3.1. Der in Rede stehende Spruch führt zwar die Bf als Überlassende an, gibt jedoch hinsichtlich der Personen, denen die Räumlichkeiten überlassen wurden, keinerlei – über den Gesetzestext hinausgehende – Konkretisierung an. Für die Möglichkeit zu einer entsprechenden Verteidigung wäre es – in Anbetracht der oa. Judikatur – unbedingt erforderlich gewesen, im Tatvorwurf die beiden ungarischen Prostituierten namentlich anzuführen, da dadurch einer potentiellen Doppelbestrafung hätte entgegengetreten werden können, was bei der Anführung „an Personen“ nicht der Fall ist. Auch ist die Verteidigungsmöglichkeit der Bf im Hinblick auf die Erfüllung der weiteren Tatbestandselemente wesentlich eingeschränkt, wenn ihr nicht bekannt gegeben wird, welchen Personen vorgeworfen wird, in den überlassenen Räumlichkeiten die Prostitution angebahnt oder ausgeübt zu haben. Diesbezüglich würde auch die bloße Angabe der Nationalität nicht ausreichen. Anzumerken ist hier zudem, dass die Identitäten der betroffenen Prostituierten ja von Beginn des Verfahrens an bekannt waren, weshalb die erforderliche Konkretisierung auch gar nicht durch Umschreibung, sondern klar durch die Namensnennung vorgenommen hätte werden können.

 

Dass die Damen namentlich in der Begründung angeführt sind, vermag diesen Spruchmangel nicht zu entkräften, da als normativer Teil des Bescheides lediglich der Spruch anzusehen ist.

 

3.2. Nachdem auch in der Aufforderung zur Rechtfertigung vom 17. Juli 2014 (gegen Schluss des Dokuments) lediglich 2 ungarische Prostituierte erwähnt werden, wobei diese weder namentlich angeführt noch die Anzeige noch die mit den Damen aufgenommenen Protokolle zur Kenntnis gebracht wurden, war dem Landesverwaltungsgericht Oberösterreich diesbezüglich eine Spruchkorrektur verwehrt.

 

4. Aufgrund des aufgezeigten Spruchmangels war ohne auf die Argumentation der Beschwerdegründe oder die materiellen Erwägungen der Behörde eingehen zu können der in Rede stehende Bescheid aufzuheben, das Verwaltungsstrafverfahren einzustellen und spruchgemäß zu entscheiden.

 

Gemäß § 52 Abs. 8 und 9 VwGVG war der Bf kein Beitrag zu den Kosten des Beschwerdeverfahrens aufzuerlegen (Spruchpunkt II.)

 

 

 

IV. Unzulässigkeit der ordentlichen Revision:

 

Die ordentliche Revision ist unzulässig, da keine Rechtsfrage im Sinne des Art. 133 Abs. 4 B-VG zu beurteilen war, der grundsätzliche Bedeutung zukommt. Weder weicht die gegenständliche Entscheidung von der bisherigen Rechtsprechung des Verwaltungsgerichtshofes ab, noch fehlt es an einer Rechtsprechung des Verwaltungsgerichtshofes. Weiters ist die dazu vorliegende Rechtsprechung des Verwaltungsgerichtshofes auch nicht als uneinheitlich zu beurteilen. Ebenfalls liegen keine sonstigen Hinweise auf eine grundsätzliche Bedeutung der zu lösenden Rechtsfrage vor.

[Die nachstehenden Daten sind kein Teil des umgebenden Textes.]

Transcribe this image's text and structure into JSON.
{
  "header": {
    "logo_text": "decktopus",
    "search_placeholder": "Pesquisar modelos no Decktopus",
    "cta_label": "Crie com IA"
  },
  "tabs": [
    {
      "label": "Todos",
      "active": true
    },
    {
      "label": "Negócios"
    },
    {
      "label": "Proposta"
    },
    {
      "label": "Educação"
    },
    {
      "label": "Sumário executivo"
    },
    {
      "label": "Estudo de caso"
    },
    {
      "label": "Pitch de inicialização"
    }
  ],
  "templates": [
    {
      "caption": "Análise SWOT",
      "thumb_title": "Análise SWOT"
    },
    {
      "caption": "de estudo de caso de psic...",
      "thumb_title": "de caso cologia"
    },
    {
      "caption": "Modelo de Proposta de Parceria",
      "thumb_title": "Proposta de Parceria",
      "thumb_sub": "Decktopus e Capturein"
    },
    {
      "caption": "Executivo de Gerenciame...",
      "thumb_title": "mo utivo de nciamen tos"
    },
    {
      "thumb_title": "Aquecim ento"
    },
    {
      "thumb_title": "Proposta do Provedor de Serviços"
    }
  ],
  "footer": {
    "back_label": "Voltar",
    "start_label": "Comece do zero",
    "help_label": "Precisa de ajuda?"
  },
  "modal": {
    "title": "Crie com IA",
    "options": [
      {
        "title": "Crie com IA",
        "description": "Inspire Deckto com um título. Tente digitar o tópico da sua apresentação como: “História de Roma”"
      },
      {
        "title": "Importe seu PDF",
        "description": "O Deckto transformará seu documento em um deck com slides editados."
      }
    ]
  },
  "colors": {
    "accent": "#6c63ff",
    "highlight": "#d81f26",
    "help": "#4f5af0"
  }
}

R e c h t s m i t t e l b e l e h r u n g

Gegen dieses Erkenntnis besteht innerhalb von sechs Wochen ab dem Tag der Zustellung die Möglichkeit der Erhebung einer Beschwerde beim Verfassungsgerichtshof und/oder einer außerordentlichen Revision beim Verwaltungsgerichtshof. Eine Beschwerde an den Verfassungsgerichtshof ist unmittelbar bei diesem einzubringen, eine Revision an den Verwaltungsgerichtshof beim Landesverwaltungsgericht Oberösterreich. Die Abfassung und die Einbringung einer Beschwerde bzw. einer Revision müssen durch einen bevollmächtigten Rechtsanwalt bzw. eine bevollmächtigte Rechtsanwältin erfolgen. Für die Beschwerde bzw. Revision ist eine Eingabegebühr von je 240.- Euro zu entrichten.

 

H i n w e i s

Anträge auf Bewilligung der Verfahrenshilfe zur Abfassung und Einbringung einer außerordentlichen Revision sind unmittelbar beim Verwaltungsgerichtshof einzubringen.